I think it means just what we always thought -- as more and more publishers make space available, run-of-network prices will fall. (RON/ROS ad space is a commodity, after all). Meanwhile, advertisers seeking to reach a highly-defined professional audience that spends corporate dollars on widget medicine, widget regulation and widget design will pay whatever it takes to reach that audience.
Nothing has so far appeared in this forum, or in the development of Adsense, that has struck me as alarming, unexpected, etc. I am doing what I've always done -- trying to build the largest general audience I can while developing niche audiences when other people are sleeping.
Would seem to me we will be seeing some changes in the program shortly, including perhaps some movement in the publishing base. I think that perhaps google has expanded too quickly, resulting in a high ratio of publishers to sold ads available. Initially I thought that perhaps they were reducing the payout ratios, but this month shows this is not the underlying issue. Too many low priced "junk ads" filling 1 of 4 slots, so that default ads are not shown. Want more prove? Try visiting their showcase sites and see how many pages you have to visit before you see alternative ads being served.
In addition the targetting of ads has shifted recently, including general ads being served across a site, or repetative ads from previous pages being shown. The thread posted in regards to the city targetting in the travel site confirms what we thought has been happening. The targetting "ain't so good, no more". Program has been excellent for us in the past, but something has been changing recently....and not foer the better.

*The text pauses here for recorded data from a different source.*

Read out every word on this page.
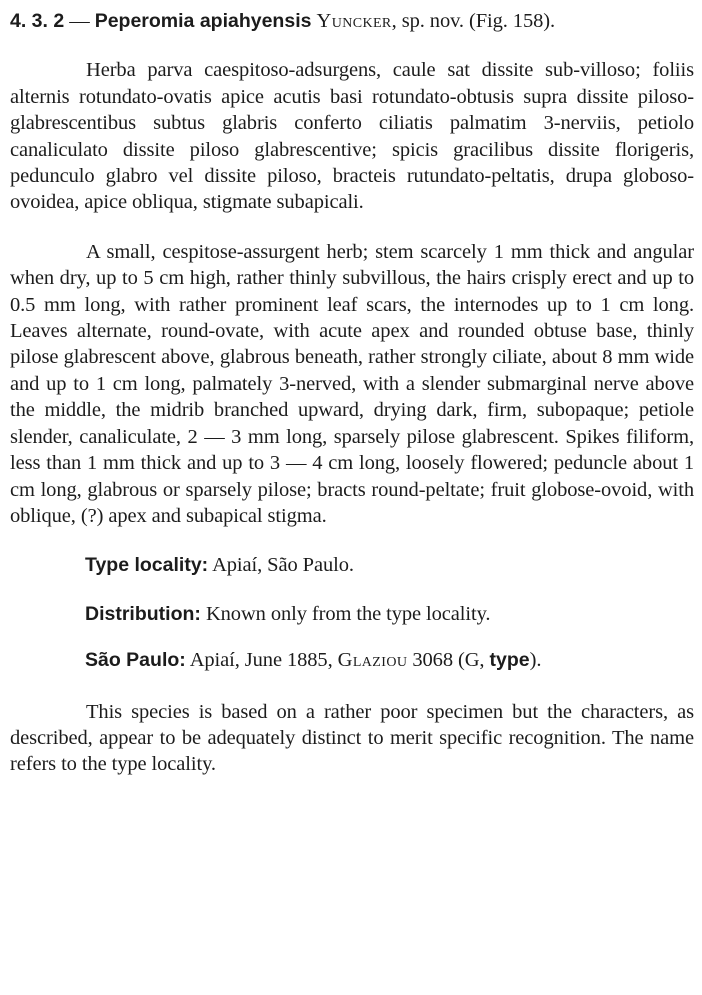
4. 3. 2 — Peperomia apiahyensis Yuncker, sp. nov. (Fig. 158).

Herba parva caespitoso-adsurgens, caule sat dissite sub-villoso; foliis alternis rotundato-ovatis apice acutis basi rotundato-obtusis supra dissite piloso-glabrescentibus subtus glabris conferto ciliatis palmatim 3-nerviis, petiolo canaliculato dissite piloso glabrescentive; spicis gracilibus dissite florigeris, pedunculo glabro vel dissite piloso, bracteis rutundato-peltatis, drupa globoso-ovoidea, apice obliqua, stigmate subapicali.

A small, cespitose-assurgent herb; stem scarcely 1 mm thick and angular when dry, up to 5 cm high, rather thinly subvillous, the hairs crisply erect and up to 0.5 mm long, with rather prominent leaf scars, the internodes up to 1 cm long. Leaves alternate, round-ovate, with acute apex and rounded obtuse base, thinly pilose glabrescent above, glabrous beneath, rather strongly ciliate, about 8 mm wide and up to 1 cm long, palmately 3-nerved, with a slender submarginal nerve above the middle, the midrib branched upward, drying dark, firm, subopaque; petiole slender, canaliculate, 2 — 3 mm long, sparsely pilose glabrescent. Spikes filiform, less than 1 mm thick and up to 3 — 4 cm long, loosely flowered; peduncle about 1 cm long, glabrous or sparsely pilose; bracts round-peltate; fruit globose-ovoid, with oblique, (?) apex and subapical stigma.

Type locality: Apiaí, São Paulo.

Distribution: Known only from the type locality.

São Paulo: Apiaí, June 1885, Glaziou 3068 (G, type).

This species is based on a rather poor specimen but the characters, as described, appear to be adequately distinct to merit specific recognition. The name refers to the type locality.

<added from Google News...relevant?>
I just read a piece in Business Week which mentions Google and geo-targeting. It says that they quietlt launched a pilot program last October. It talks about Google Ads and how they will target specific locations based on a persons Internet address. Apparently they have split the U.S. into 210 individual regions.
Another piece of the puzzle?
[edited by: Visi at 3:17 am (utc) on Jan. 30, 2004]
It is a similar phenomenon that happens on weekends - many advertisers turn off their PPC campaigns over the weekends.